Budistas com o templo de Angkor Wat

Nos 300 anos seguintes, entre 900 e 1200, o Império Khmer produziu algumas das obras-primas arquitetônicas mais magníficas do mundo na área conhecida como Angkor. A maioria está concentrada em uma área de aproximadamente 24 km de leste a oeste e 8 km de norte a sul, embora o Parque Arqueológico de Angkor, que administra a área, inclua locais tão distantes quanto Kbal Spean, cerca de 48 km ao norte. Cerca de 72 templos principais ou outros edifícios são encontrados nesta área, e os restos de várias centenas de templos locais menores adicionais estão espalhados por toda a paisagem. Por causa da baixa densidade e da natureza dispersa do padrão de assentamento dos khmers medievais, Angkor carece de uma fronteira formal e, portanto, sua extensão é difícil de determinar.

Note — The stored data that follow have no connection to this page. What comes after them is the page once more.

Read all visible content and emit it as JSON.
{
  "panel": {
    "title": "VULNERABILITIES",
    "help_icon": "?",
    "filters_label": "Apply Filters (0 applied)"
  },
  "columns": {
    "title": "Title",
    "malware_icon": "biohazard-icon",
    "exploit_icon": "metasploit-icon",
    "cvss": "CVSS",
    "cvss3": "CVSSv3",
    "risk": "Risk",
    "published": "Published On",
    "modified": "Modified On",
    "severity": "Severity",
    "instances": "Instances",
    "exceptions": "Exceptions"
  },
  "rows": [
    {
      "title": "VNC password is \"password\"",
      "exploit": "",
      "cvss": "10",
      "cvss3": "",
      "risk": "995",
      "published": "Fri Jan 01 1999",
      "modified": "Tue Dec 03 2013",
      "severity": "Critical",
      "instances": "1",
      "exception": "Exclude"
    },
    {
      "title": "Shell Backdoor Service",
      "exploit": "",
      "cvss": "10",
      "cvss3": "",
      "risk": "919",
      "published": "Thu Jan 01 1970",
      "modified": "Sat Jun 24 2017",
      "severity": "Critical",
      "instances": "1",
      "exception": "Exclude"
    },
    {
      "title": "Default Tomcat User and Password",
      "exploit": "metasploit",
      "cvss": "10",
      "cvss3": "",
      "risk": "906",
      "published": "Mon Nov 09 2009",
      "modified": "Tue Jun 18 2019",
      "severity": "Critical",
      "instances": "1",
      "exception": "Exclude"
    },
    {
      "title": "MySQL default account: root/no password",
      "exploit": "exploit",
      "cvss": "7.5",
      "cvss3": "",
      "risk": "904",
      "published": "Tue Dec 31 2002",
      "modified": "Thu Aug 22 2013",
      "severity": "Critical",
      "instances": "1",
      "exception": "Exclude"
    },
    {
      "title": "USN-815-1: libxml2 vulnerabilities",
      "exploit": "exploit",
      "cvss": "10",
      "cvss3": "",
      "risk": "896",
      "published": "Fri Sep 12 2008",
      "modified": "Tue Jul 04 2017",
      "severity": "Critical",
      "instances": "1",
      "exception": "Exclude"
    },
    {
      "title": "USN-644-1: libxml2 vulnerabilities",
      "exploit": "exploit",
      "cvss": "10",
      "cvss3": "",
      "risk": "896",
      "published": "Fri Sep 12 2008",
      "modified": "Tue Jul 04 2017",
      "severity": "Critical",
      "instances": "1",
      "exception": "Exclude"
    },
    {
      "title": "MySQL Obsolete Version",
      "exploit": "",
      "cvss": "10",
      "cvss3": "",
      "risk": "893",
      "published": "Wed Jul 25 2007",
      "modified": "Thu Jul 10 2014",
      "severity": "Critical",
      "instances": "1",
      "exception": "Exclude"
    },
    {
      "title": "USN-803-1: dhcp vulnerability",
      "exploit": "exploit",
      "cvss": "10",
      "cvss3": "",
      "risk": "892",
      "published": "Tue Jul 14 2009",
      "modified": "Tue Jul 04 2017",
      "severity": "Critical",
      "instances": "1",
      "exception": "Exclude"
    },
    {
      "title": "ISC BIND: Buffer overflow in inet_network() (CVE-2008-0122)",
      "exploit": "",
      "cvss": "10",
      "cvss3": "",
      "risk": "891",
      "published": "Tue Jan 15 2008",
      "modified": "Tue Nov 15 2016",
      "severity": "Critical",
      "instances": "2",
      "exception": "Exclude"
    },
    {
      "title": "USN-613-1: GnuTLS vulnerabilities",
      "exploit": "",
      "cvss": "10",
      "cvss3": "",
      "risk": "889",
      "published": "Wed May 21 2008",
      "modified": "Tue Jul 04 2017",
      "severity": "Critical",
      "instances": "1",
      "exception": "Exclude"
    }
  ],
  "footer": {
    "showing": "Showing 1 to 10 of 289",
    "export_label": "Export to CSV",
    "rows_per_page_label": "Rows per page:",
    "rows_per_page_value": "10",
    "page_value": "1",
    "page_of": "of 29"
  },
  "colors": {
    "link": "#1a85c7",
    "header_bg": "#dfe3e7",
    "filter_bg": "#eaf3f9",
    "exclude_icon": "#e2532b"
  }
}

No entanto, uma área específica de pelo menos mil quilômetros quadrados além dos grandes templos é definida por um complexo sistema de infraestrutura, incluindo estradas e canais que indicam um alto grau de conectividade e integração funcional com o núcleo urbano. Em termos de extensão espacial (embora não em termos de população), isso a torna a maior aglomeração urbana registrada na história antes da Revolução Industrial, superando facilmente a reivindicação mais próxima, que era a cidade maia de Tikal.[4] Em seu auge, a cidade ocupou uma área maior do que a Paris moderna e seus prédios usam muito mais pedra do que todas as estruturas egípcias juntas.[16]

Construção de Angkor Wat editar

 
Suryavarman II

O principal templo da região angkoriana, Angkor Wat, foi construído entre 1113 e 1150 pelo rei Suryavarman II, que ascendeu ao trono depois de vencer uma batalha com um príncipe rival. Uma inscrição diz que, durante o combate, Suryavarman saltou sobre o elefante de guerra de seu rival e o matou, assim como o mítico homem-pássaro Garuda mata uma serpente.[17]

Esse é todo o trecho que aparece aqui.